Non-Aligned Movement Leaders have wrapped up a summit in Egypt by outlining their visions for the future of the group. More than 50 heads of state outlined met for two days at the Red Sea resort of Sharm el-Sheikh.
The final session of the Non-Aligned Movement Summit was a day of summarizing and looking to the future by the dozens of world leaders gathered in Sharm el-Sheikh, Egypt.
Egyptian President Hosni Mubarak noted the Non-Aligned Movement is" alive and well".
He says the summit shows the movement's importance as a conscience for humanity, embodying the goals of peace, justice, security and an honorable life. He says the summit discussed issues of peace and development and the yearning of our peoples for a better future in a more just and secure world, where poverty and racism are banished ... He said we must now work hand in hand to achieve our goals, together.
Leaders representing each continent described their views of global challenges.
The King of Swaziland, Mswati III, spoke for Africa.
"Most of the challenges we face as nations [revolve] around the state of our economies," King Mswati III said. "Clearly, we need to put more effort into boosting our economies, because when we grow the economy, we also address issues of poverty. The time has come for developing nations to adopt a common strategy, generate ideas, share experiences and speak with one voice, when we approach international finance institutions for funding our projects…"
Malaysian Prime Minister Mohamed Najib Bin Abdul Razak focused on the history of the Non-Aligned Movement.
"The genesis of the non-aligned movement can be traced back to Asia, the birthplace of the Bandung principles of 1955, which served as the eternal raison-d'etre foundation of our movement. Asian countries ... which represent almost two-thirds of the global populace, having stood behind [the Non-Aligned Movement] since its inception ..." Mr. Najib said.

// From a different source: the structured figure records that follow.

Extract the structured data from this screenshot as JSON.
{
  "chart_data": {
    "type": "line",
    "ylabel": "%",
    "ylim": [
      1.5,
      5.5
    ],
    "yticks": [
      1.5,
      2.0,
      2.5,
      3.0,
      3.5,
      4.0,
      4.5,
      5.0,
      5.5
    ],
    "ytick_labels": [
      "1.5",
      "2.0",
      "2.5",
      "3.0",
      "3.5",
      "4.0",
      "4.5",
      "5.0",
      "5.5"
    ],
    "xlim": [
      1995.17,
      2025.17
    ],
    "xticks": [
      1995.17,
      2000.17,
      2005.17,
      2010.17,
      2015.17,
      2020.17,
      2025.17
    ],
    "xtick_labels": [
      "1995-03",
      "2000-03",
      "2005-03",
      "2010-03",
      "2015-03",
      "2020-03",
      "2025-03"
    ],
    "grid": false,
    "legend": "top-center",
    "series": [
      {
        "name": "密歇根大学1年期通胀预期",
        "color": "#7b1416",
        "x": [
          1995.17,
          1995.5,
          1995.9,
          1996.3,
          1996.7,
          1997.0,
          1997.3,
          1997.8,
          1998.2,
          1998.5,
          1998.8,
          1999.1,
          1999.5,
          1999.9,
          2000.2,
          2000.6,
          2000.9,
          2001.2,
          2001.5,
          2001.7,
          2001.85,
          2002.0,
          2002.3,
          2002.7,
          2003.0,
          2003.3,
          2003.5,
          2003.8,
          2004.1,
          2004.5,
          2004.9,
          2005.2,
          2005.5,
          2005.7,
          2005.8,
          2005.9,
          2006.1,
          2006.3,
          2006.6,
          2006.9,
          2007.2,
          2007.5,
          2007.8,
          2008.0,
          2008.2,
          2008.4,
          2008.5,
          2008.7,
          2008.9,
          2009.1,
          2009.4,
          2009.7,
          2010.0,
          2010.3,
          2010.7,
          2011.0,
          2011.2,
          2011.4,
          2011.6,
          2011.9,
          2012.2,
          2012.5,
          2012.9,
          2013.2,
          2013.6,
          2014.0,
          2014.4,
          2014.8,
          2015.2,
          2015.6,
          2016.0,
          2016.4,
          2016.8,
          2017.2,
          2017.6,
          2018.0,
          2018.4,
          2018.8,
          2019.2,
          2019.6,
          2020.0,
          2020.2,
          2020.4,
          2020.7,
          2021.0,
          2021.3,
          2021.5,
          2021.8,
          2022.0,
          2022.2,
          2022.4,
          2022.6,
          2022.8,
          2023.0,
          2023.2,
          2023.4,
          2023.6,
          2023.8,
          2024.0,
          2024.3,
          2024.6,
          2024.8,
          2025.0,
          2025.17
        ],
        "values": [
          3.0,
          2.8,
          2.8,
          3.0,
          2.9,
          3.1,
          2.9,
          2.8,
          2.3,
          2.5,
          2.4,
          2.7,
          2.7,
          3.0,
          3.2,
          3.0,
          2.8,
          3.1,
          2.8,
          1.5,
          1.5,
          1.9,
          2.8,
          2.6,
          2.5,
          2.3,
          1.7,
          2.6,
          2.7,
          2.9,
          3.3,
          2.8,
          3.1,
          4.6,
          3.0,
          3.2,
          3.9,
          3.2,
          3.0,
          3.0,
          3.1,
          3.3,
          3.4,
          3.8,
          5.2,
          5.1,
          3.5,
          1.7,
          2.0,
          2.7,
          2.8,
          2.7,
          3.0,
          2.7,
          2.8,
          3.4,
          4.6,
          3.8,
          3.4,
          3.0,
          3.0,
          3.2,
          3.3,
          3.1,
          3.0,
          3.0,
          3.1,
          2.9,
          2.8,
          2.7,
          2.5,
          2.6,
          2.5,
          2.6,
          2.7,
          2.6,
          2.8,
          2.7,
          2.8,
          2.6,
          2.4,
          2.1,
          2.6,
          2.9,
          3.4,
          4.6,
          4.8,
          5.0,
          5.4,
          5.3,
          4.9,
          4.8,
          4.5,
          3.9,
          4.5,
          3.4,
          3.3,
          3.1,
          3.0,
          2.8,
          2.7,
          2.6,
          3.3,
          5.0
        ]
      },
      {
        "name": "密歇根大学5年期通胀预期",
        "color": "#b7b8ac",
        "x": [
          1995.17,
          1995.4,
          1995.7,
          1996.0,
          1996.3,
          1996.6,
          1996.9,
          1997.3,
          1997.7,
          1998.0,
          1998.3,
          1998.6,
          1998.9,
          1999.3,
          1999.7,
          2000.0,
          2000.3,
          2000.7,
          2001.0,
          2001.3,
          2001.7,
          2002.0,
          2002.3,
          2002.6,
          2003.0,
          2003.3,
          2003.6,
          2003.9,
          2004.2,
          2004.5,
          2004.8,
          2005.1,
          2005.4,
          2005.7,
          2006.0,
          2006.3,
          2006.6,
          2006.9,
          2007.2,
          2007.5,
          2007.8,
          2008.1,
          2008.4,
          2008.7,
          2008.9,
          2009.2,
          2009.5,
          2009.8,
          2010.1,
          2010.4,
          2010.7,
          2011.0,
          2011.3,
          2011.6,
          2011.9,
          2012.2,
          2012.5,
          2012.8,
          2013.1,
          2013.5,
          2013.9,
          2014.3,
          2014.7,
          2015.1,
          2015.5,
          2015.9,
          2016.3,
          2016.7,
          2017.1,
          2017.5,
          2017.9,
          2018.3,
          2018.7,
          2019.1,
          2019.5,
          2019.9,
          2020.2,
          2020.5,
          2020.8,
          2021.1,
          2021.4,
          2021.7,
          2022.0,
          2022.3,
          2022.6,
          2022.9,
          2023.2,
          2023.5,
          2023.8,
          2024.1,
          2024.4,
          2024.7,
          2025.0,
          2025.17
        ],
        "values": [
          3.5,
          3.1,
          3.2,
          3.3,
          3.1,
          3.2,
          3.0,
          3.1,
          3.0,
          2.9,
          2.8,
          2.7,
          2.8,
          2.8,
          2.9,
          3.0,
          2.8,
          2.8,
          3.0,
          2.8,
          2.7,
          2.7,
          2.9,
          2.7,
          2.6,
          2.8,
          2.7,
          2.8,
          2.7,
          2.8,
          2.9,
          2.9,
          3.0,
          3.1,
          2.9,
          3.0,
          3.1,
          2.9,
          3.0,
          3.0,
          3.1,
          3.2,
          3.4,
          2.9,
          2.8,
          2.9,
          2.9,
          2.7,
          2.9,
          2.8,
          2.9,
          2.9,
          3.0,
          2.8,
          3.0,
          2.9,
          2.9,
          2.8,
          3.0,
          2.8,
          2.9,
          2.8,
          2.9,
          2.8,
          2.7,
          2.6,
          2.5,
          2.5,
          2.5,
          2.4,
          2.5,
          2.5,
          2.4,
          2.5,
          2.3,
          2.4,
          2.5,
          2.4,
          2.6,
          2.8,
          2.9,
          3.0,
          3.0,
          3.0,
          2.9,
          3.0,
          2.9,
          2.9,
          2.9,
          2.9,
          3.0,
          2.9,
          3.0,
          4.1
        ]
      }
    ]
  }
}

Belarus Foreign Minister Sergei Martynov, the only European member of the Non-Aligned Movement, noted the world is no longer caught in the divisive logic of the Cold War, which brought about formation of the group.
"The countries of [the Non-Aligned Movement] are no longer caught between the two political and military fires ... We and the world are way past simplistic division lines," Martynov said. "Now, the very logic of history calls for [the Non-Aligned Movement] to step in and lead the way ... We believe that one day, we will witness a transition from the Non-Aligned Movement to the non-aligned world ... the world non-aligned with violence, intimidation, fear, bigotry, haughtiness, intolerance and hypocrisy."
Iranian Foreign Minister Manouchehr Mottaki thanked leaders of the movement for expressing sympathy after Wednesday's tragic plane crash near the Iranian city of Qazvin, and invited them to the next summit in 2012, to be held in Tehran.